Green beans, also known as French beans, are one of the most commonly consumed vegetables. Besides their good taste, they are known for their high nutritional value. They are a rich source of iron, vitamin A, C, riboflavin, thiamin, proteins, omega-3 fatty acids, calcium, copper, phosphorous, manganese, and dietary fibers. You can make a wide variety of tasty dishes using them. Since they are perishable, you need to preserve them using proper methods. They can be preserved easily, and you can enjoy their great flavor and nutritional value throughout the year. You can preserve them by freezing or canning.
Freezing the Beans
Freezing is the easiest and less time-consuming way to preserve these fresh summer green beans for a longer time. A selection of fresh stock is very important during the freezing process. If you are picking them from your garden, then you should pick fresh, smooth, crisp, and fully-grown ones. The inner part should be small and tender. Avoid choosing tough, lumpy, or stringy ones. Bulges and lumps indicate that they are over-ripe.

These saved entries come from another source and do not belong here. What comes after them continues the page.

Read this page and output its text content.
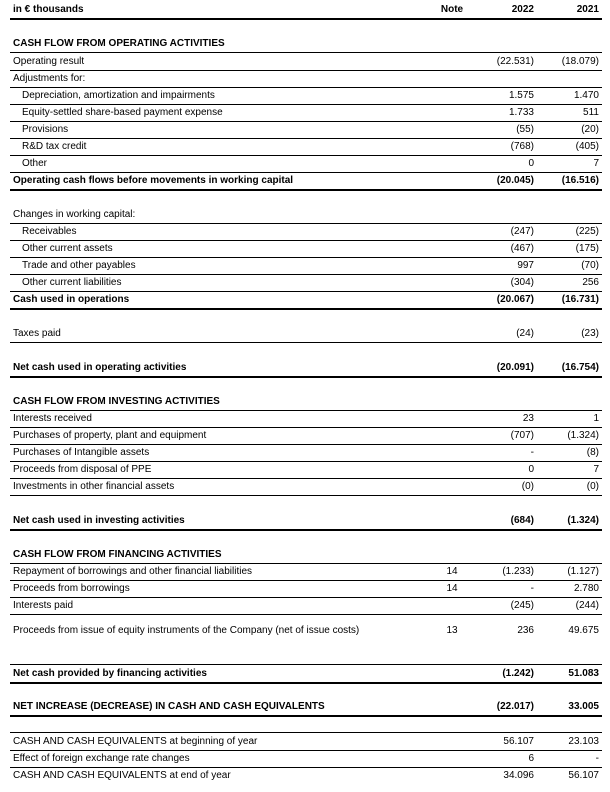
in € thousands	Note	2022	2021
CASH FLOW FROM OPERATING ACTIVITIES
Operating result	(22.531)	(18.079)
Adjustments for:
Depreciation, amortization and impairments	1.575	1.470
Equity-settled share-based payment expense	1.733	511
Provisions	(55)	(20)
R&D tax credit	(768)	(405)
Other	0	7
Operating cash flows before movements in working capital	(20.045)	(16.516)
Changes in working capital:
Receivables	(247)	(225)
Other current assets	(467)	(175)
Trade and other payables	997	(70)
Other current liabilities	(304)	256
Cash used in operations	(20.067)	(16.731)
Taxes paid	(24)	(23)
Net cash used in operating activities	(20.091)	(16.754)
CASH FLOW FROM INVESTING ACTIVITIES
Interests received	23	1
Purchases of property, plant and equipment	(707)	(1.324)
Purchases of Intangible assets	-	(8)
Proceeds from disposal of PPE	0	7
Investments in other financial assets	(0)	(0)
Net cash used in investing activities	(684)	(1.324)
CASH FLOW FROM FINANCING ACTIVITIES
Repayment of borrowings and other financial liabilities	14	(1.233)	(1.127)
Proceeds from borrowings	14	-	2.780
Interests paid	(245)	(244)
Proceeds from issue of equity instruments of the Company (net of issue costs)	13	236	49.675
Net cash provided by financing activities	(1.242)	51.083
NET INCREASE (DECREASE) IN CASH AND CASH EQUIVALENTS	(22.017)	33.005
CASH AND CASH EQUIVALENTS at beginning of year	56.107	23.103
Effect of foreign exchange rate changes	6	-
CASH AND CASH EQUIVALENTS at end of year	34.096	56.107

When purchasing them from a market, select smooth and bright ones. Avoid choosing those that are limp and wilted, yellowed and pale, or blemished and wrinkled.

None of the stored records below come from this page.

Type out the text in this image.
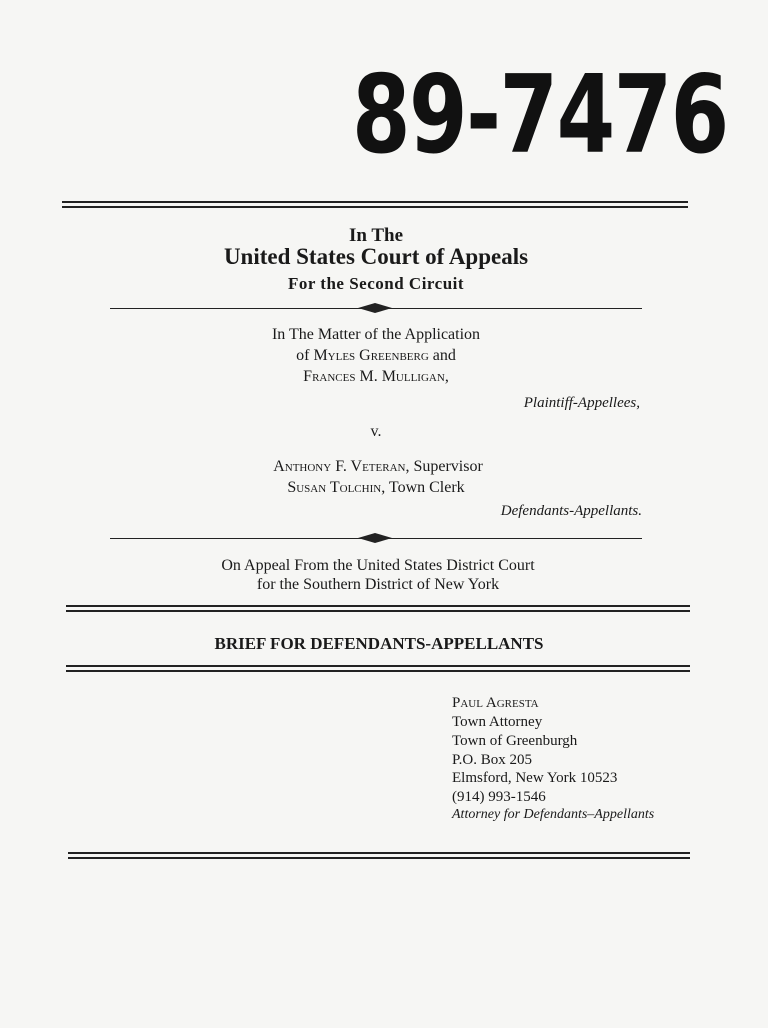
89-7476
In The
United States Court of Appeals
For the Second Circuit
In The Matter of the Application
of Myles Greenberg and
Frances M. Mulligan,
Plaintiff-Appellees,
v.
Anthony F. Veteran, Supervisor
Susan Tolchin, Town Clerk
Defendants-Appellants.
On Appeal From the United States District Court
for the Southern District of New York
BRIEF FOR DEFENDANTS-APPELLANTS
Paul Agresta
Town Attorney
Town of Greenburgh
P.O. Box 205
Elmsford, New York 10523
(914) 993-1546
Attorney for Defendants–Appellants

To preserve their freshness and quality, they should be blanched before freezing. Fresh vegetables usually consist of certain enzymes and bacteria, which can change the color, texture, and flavor of the vegetables and destroy the nutrients, even after freezing. During blanching process, these enzymes as well as bacteria and dirt are removed. During this process, the beans are first immersed in boiling water and then transferred to cold water, in order to cool and stop them from getting blanched further.

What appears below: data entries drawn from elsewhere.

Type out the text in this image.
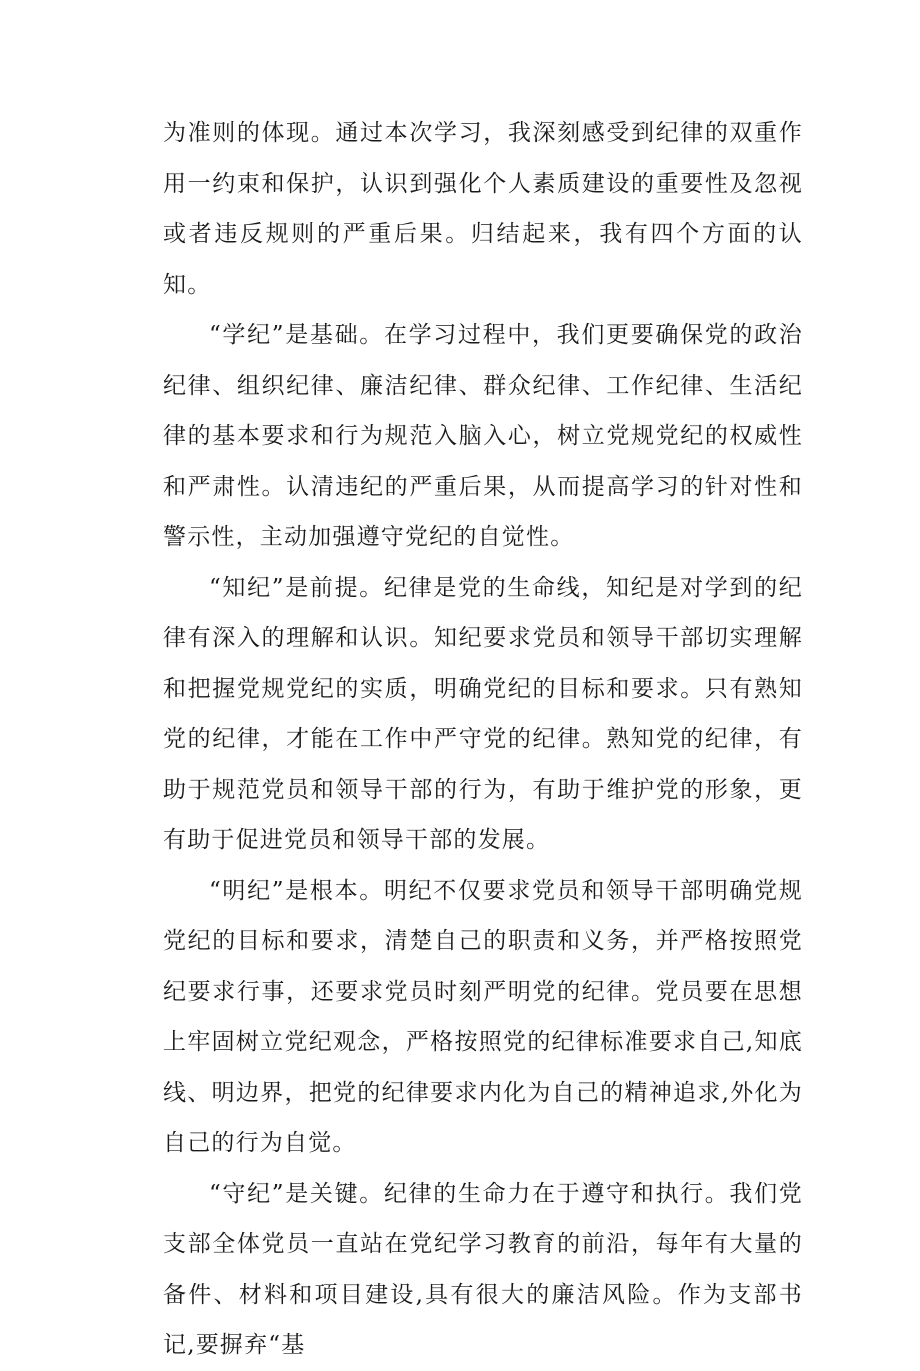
为准则的体现。通过本次学习，我深刻感受到纪律的双重作用一约束和保护，认识到强化个人素质建设的重要性及忽视或者违反规则的严重后果。归结起来，我有四个方面的认知。

“学纪”是基础。在学习过程中，我们更要确保党的政治纪律、组织纪律、廉洁纪律、群众纪律、工作纪律、生活纪律的基本要求和行为规范入脑入心，树立党规党纪的权威性和严肃性。认清违纪的严重后果，从而提高学习的针对性和警示性，主动加强遵守党纪的自觉性。

“知纪”是前提。纪律是党的生命线，知纪是对学到的纪律有深入的理解和认识。知纪要求党员和领导干部切实理解和把握党规党纪的实质，明确党纪的目标和要求。只有熟知党的纪律，才能在工作中严守党的纪律。熟知党的纪律，有助于规范党员和领导干部的行为，有助于维护党的形象，更有助于促进党员和领导干部的发展。

“明纪”是根本。明纪不仅要求党员和领导干部明确党规党纪的目标和要求，清楚自己的职责和义务，并严格按照党纪要求行事，还要求党员时刻严明党的纪律。党员要在思想上牢固树立党纪观念，严格按照党的纪律标准要求自己,知底线、明边界，把党的纪律要求内化为自己的精神追求,外化为自己的行为自觉。

“守纪”是关键。纪律的生命力在于遵守和执行。我们党支部全体党员一直站在党纪学习教育的前沿，每年有大量的备件、材料和项目建设,具有很大的廉洁风险。作为支部书记,要摒弃“基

Blanching should be done, just enough to prevent the action of enzymes and kill the bacteria. They should be cooled, or they will continue to cook and become soft. The correct boiling time for them is about 3 to 3 ½ minutes and cooling time is the same. One gallon of water is required to blanch one pound of this fresh green vegetable.
Here are some important steps in the freezing process:
- Remove the stem ends and strings if any. Then cut them into pieces of your choice.
- Keep them in a big strainer or colander and rinse thoroughly in cold or lukewarm water.
- Bring the water to a full rolling boil in a large stockpot. Add them to boiling water, taking care that they are completely immersed. Cover the pot and start the timer as soon as they are immersed. Keep the water boiling for about 3 to 3 ½ minutes.
- Take them out of the boiling water and immediately keep them in a large pot containing ice water. Cool them for about 3 to 3 ½ minutes.
- When they are completely cooled, drain them in a big strainer.
- Place cooled beans into freezer bags. Press out the air from the bags and seal the bags tightly. Store these bags in the freezer.
Only heavy-duty plastic bags that are particularly made for the freezer storage should be used. They should be used within 12 months of packing.